The European Central Bank (ECB) will wrap up its policy meeting at 12:45 GMT Thursday. Some senior policymakers have been vocal about fighting the rise in bond yields, but it is probably too early for that. If the ECB takes no immediate action, the euro could gain on the decision, though the bigger picture is negative.
ECB thinks this is a US problem
Rising bond yields can be both a blessing and a curse. On the bright side, they signal that investors are becoming more confident in the recovery, bringing forward the expected timing of rate increases by central banks. Unfortunately, rising yields also raise the cost of borrowing in the economy, which can hold back the recovery if the moves are excessive.

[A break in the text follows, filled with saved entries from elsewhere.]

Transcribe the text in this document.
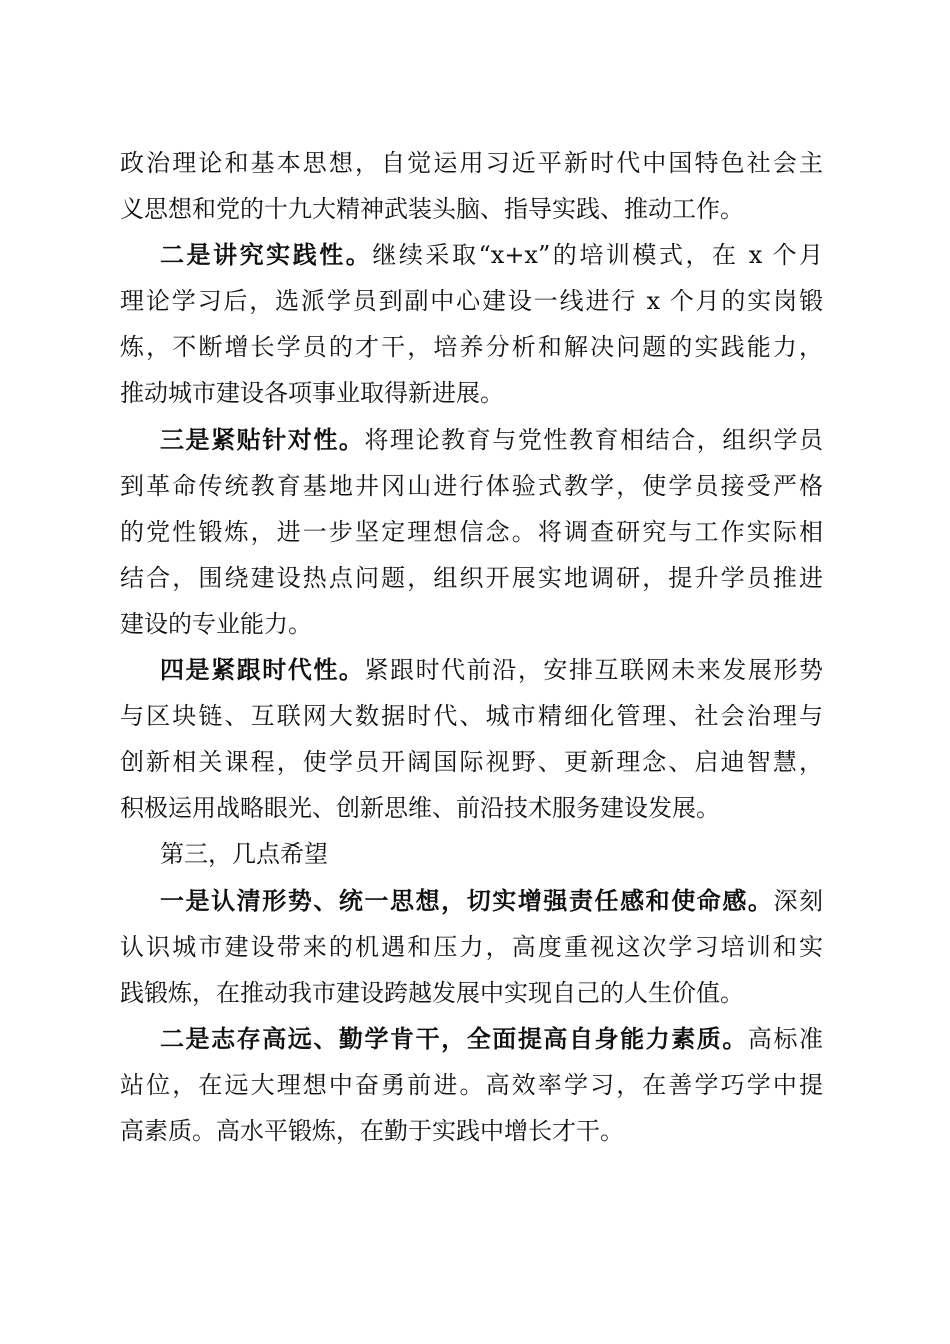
政治理论和基本思想，自觉运用习近平新时代中国特色社会主
义思想和党的十九大精神武装头脑、指导实践、推动工作。
二是讲究实践性。继续采取“x+x”的培训模式，在 x 个月
理论学习后，选派学员到副中心建设一线进行 x 个月的实岗锻
炼，不断增长学员的才干，培养分析和解决问题的实践能力，
推动城市建设各项事业取得新进展。
三是紧贴针对性。将理论教育与党性教育相结合，组织学员
到革命传统教育基地井冈山进行体验式教学，使学员接受严格
的党性锻炼，进一步坚定理想信念。将调查研究与工作实际相
结合，围绕建设热点问题，组织开展实地调研，提升学员推进
建设的专业能力。
四是紧跟时代性。紧跟时代前沿，安排互联网未来发展形势
与区块链、互联网大数据时代、城市精细化管理、社会治理与
创新相关课程，使学员开阔国际视野、更新理念、启迪智慧，
积极运用战略眼光、创新思维、前沿技术服务建设发展。
第三，几点希望
一是认清形势、统一思想，切实增强责任感和使命感。深刻
认识城市建设带来的机遇和压力，高度重视这次学习培训和实
践锻炼，在推动我市建设跨越发展中实现自己的人生价值。
二是志存高远、勤学肯干，全面提高自身能力素质。高标准
站位，在远大理想中奋勇前进。高效率学习，在善学巧学中提
高素质。高水平锻炼，在勤于实践中增长才干。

From the ECB’s point of view, this is mostly an American story that is spilling over into the European bond market. The swift pace of US vaccinations and the barrage of federal spending is leading investors to price in Fed rate hikes by late 2022-early 2023, pushing US yields higher and dragging European yields higher in the process.
However, the euro area economy is not healing. Lockdowns have been extended in most nations, vaccinations have been painfully slow, and government spending hasn’t been impressive. As a result, some senior ECB officials have warned that this spike in yields is unwarranted and that it should be resisted.
Just talk, no action?
That said, it is probably too early for the ECB to take action. While some officials have called for an immediate acceleration of QE purchases to push yields back down, several others have downplayed the need for immediate action, suggesting that they can manage this risk simply through verbal intervention. Threatening markets with action may be enough for now.
There’s also an argument for not overreacting to every market move, especially since yields are still near historic lows. If the move persists and threatens borrowing or economic conditions, then the ECB will hit the panic button.
If the central bank falls short of signalling action and simply resorts to words, that could give markets the green light to push yields and by extension the euro higher. Taking a technical look at euro/dollar, initial resistance to advances may come from the 1.1950 zone, a break of which would turn the focus to 1.1990.
But overall euro outlook bleak
In the bigger picture though, even if the euro rebounds this week, the overall outlook still looks negative. The ECB’s pain threshold for higher yields is quite low, and it could very well take action to fight this move if it persists. In contrast, the Fed will only intervene if things really get out of control.
This implies that interest rate differentials between Europe and America could widen further, weighing down on euro/dollar. It is not just a short-term story either. A booming US economy thanks to all the federal spending implies that the Fed will almost certainly normalize policy before the ECB does, first by scaling back QE and ultimately by raising rates.
We might be in a situation by early 2022 where the Fed is tapering its QE purchases, but the ECB is extending them. Markets could begin to price in this divergence in monetary policies much earlier. Indeed, positioning on the euro by leveraged speculators is still stretched long according to the latest CFTC data, so there’s a lot of scope for further downside as those bullish bets are unwound. In case euro/dollar resumes its recent decline, the first target for sellers may be the recent low of 1.1835. If violated, the next area to provide support could be around 1.1745.